COVID-19-related deaths in England and Wales fell sharply again in the seventh week of 2021, particularly among older groups, suggesting that the ongoing vaccine rollout is working well.
That is according to the latest update from the Continuous Mortality Investigation (CMI), which shows that the number of COVID-19 deaths fell from 5,691 in week six to 4,079 in week seven.
Based on figures from the Office for National Statistics, the update also shows that overall mortality was above 2019 levels by 13% in week seven, which is down from the 27% figure in week six, and 47% for the previous seven days.
Despite this, the CMI estimates that there have been at least 109,900 more deaths than would normally be expected in the UK since the start of the pandemic, of which 49,200 have occurred in the second wave.
“The latest data shows that deaths have continued to fall, from around 50% more than expected at the start of this year to 13% more than expected in week seven,” said Cobus Daneel, chair of the CMI's Mortality Projections Committee.
“Excess deaths have fallen fastest for the oldest age group.
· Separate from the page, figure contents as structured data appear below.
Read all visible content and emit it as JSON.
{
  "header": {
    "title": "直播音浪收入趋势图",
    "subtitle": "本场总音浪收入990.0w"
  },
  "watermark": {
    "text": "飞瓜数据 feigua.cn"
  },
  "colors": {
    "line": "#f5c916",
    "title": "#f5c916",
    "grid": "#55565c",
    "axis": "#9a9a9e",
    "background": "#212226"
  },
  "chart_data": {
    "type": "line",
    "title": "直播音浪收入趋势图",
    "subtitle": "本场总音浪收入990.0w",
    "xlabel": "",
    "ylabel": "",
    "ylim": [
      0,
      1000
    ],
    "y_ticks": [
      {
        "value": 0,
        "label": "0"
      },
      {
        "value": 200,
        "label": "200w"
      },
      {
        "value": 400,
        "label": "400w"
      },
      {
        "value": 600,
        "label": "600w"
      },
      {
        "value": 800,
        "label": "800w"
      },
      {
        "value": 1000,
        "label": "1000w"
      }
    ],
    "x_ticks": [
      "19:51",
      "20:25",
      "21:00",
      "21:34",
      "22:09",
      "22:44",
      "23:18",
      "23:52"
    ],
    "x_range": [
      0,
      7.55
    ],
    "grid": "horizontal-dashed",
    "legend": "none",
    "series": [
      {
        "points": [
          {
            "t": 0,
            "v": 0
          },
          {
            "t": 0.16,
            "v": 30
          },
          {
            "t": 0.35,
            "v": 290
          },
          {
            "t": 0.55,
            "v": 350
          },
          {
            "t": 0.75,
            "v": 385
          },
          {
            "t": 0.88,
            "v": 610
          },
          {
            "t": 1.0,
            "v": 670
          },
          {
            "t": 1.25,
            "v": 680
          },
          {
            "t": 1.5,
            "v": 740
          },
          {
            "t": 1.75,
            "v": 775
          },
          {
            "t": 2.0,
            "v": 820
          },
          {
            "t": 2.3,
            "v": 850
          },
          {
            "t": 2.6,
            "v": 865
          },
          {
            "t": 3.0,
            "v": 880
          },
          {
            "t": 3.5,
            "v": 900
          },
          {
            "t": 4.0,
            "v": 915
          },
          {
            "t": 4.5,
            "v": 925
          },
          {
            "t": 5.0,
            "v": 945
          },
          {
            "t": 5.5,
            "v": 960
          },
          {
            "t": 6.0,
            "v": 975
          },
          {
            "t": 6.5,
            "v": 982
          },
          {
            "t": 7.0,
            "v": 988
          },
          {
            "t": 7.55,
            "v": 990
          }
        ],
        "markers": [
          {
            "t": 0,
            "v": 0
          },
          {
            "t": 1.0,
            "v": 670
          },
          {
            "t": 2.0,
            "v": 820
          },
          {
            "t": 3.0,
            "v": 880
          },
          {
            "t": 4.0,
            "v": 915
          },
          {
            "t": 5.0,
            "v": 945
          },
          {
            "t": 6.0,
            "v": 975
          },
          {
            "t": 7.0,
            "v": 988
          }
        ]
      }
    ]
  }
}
This is consistent with the impact that we would expect to see from the coronavirus vaccination programme, as older age groups received their vaccine earlier.”
Owned by the Institute and Faculty of Actuaries, the CMI has been publishing analysis of the UK's mortality rate during the coronavirus crisis through its mortality monitor.
It treats deaths during the pandemic as those recorded from 29 February 2020, while those in the second wave are registrations since 12 September 2020.
The latest update comes after professional services firm Aon last week cautioned against overstating the negative impact of the pandemic and its aftermath on the longevity assumptions of UK pension schemes.
A recent Aon poll of insurers and reinsurers found that 40% thought the longevity outlook from mid-2021 onwards was broadly the same as before the pandemic, with 30% thinking it was slightly worse, and 30% thinking it was better.
Tim Gordon, head of demographic horizons in Aon’s Risk Settlement Group, said that the findings are consistent with opinions across the industry, and said that some factors might have actually been positive for longevity during the pandemic.
“These include bearing down on the thousands of winter flu deaths we saw pre-pandemic – although flu could bounce back with a vengeance in the short term – the improvement of UK systems to deal with future pandemics, and accelerated health benefits from wider application of mRNA vaccines.
He continued: “Harsh as it may sound, we may also have a surviving population that is potentially more robust in the short term.
“On top of this, high vaccine efficacy and the UK’s speedy vaccine rollout and investment in future vaccine production suggest that the danger of seeing some of the more extreme COVID-19 scenarios has receded.
“Simply put, it is not necessarily the case that the outlook for future longevity has worsened as a result of the pandemic.”
The CMI intends to publish its next mortality monitor for week eight on Tuesday 9 March 2021.